The Doomposting Runs on Bad Data
The "Endfield is dying, Silver Palace is next" narrative leans heavily on Sensor Tower charts. The breakdown points out the obvious flaw: Sensor Tower tracks mobile storefronts. By the video's estimate, 60 to 70 percent of Endfield's revenue comes from PC and console, which those charts never see. Judging the game by its mobile slice alone is like measuring a cinema's box office by popcorn sales.
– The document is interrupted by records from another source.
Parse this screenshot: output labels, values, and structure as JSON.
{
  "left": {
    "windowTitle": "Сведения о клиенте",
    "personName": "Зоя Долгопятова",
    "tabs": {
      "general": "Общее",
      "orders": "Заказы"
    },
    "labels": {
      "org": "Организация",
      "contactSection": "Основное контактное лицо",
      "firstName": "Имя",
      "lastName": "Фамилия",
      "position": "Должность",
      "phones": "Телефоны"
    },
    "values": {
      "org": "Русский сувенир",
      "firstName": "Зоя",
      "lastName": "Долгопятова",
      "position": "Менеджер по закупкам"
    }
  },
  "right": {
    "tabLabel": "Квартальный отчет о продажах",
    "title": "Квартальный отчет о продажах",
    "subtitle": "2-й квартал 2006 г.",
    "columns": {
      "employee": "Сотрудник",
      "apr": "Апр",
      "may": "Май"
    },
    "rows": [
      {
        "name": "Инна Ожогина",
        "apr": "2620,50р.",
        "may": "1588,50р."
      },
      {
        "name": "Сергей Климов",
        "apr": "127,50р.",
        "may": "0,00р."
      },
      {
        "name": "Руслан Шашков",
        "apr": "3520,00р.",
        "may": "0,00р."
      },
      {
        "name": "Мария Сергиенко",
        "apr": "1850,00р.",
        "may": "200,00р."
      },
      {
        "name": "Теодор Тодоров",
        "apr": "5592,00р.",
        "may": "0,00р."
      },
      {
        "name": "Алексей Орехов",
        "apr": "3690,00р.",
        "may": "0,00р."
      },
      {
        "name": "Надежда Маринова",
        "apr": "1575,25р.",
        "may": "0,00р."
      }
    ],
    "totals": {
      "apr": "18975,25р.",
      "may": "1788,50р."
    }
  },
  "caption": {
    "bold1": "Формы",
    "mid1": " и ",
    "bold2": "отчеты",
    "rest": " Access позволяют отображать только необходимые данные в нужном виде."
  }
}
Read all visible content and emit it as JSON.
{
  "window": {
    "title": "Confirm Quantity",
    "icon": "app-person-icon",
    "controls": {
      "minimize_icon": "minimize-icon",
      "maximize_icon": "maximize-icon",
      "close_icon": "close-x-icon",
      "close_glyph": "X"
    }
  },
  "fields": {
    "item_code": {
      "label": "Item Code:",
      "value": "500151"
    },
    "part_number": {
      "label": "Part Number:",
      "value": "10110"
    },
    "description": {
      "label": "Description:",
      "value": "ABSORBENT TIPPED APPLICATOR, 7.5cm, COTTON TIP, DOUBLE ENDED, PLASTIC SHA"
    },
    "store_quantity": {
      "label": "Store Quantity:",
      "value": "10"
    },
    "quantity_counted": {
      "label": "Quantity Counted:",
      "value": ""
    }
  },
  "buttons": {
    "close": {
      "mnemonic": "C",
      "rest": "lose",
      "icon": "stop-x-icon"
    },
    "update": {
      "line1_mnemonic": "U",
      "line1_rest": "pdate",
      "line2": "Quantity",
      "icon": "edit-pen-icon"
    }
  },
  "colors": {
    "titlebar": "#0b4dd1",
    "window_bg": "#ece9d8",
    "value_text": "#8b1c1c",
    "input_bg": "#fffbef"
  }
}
The counter-evidence cited is Famitsu data from April and May 2026, which reportedly shows Endfield growing faster in both revenue and downloads than Neverness to Everness and Wuthering Waves over the same window. And the post-launch revenue decline that doomposters wave around? Every big launch produces one. Endfield opened with a reported 173 million dollar month; the slide that followed mirrors the curve Wuthering Waves traced before settling into a stable run.
None of this is audited financial disclosure, and the figures deserve the usual scepticism owed to third-party estimates. But if the bear case rests on a chart that structurally ignores most of the revenue, the bear case has a data problem.
What Silver Palace Should Steal Next
The breakdown saves its warmest praise for the parts of Endfield's economy that never trend on social media, and it reads like a wishlist for Elementa:
- Weapons that do not raid your character budget. Endfield players buy limited weapons with Arsenal Tickets, a currency earned by pulling characters, instead of spending their primary pull currency twice. Silver Palace's reported Motives banner, with its 80-pull guarantee and no 50/50, already leans this direction.
- A battle pass that closes the gap. Endfield's pass offers alternate signature weapons that function as second-best-in-slot for limited characters. Nobody is forced onto the weapon banner to stay competitive.
- Gear without dice. No randomized substats, no relic casino, no months of farming for a piece that rolls wrong. The video calls the non-RNG gear system "goated", which is the correct technical term. If Silver Palace adopts one idea from this list, it should be this one.
Where the Criticism Still Lands
Fairness cuts both ways, and the counter-arguments do not erase every complaint. The spark's per-banner reset is the sharpest edge in Silver Palace's reported system: arrive at a banner with 100 pulls saved and lose the 50/50s, and that progress evaporates when the banner ends. Beta clients also reportedly cap daily pulls, and the pull cost itself has been leaked at two different values. Those are real question marks, and we track all of them in the gacha guide.
The honest summary is that Silver Palace's gacha, as leaked, is neither the scam the doomposters describe nor a charity. It is an Endfield-style system with a friendlier ceiling than the genre standard and a reset rule that punishes half-saved budgets. Whether that trade reads as generous depends on how you pull, not on a screenshot of the gem price.
Planning ahead anyway? Start with the character roster and the tier list to decide who deserves your first 120.
The Bottom Line
Strip the outrage and the leaked numbers describe a system built around one promise: 120 pulls, one guaranteed featured character, no double pity, no relic slot machine at the end of it. The community breakdown is right that this is a healthier deal than the industry default. It is also right about the caveat that matters: every figure here comes from beta builds, and Elementa has already said the implementation is a testing reference. The verdict worth writing is the one nobody can post yet, because the game is not out.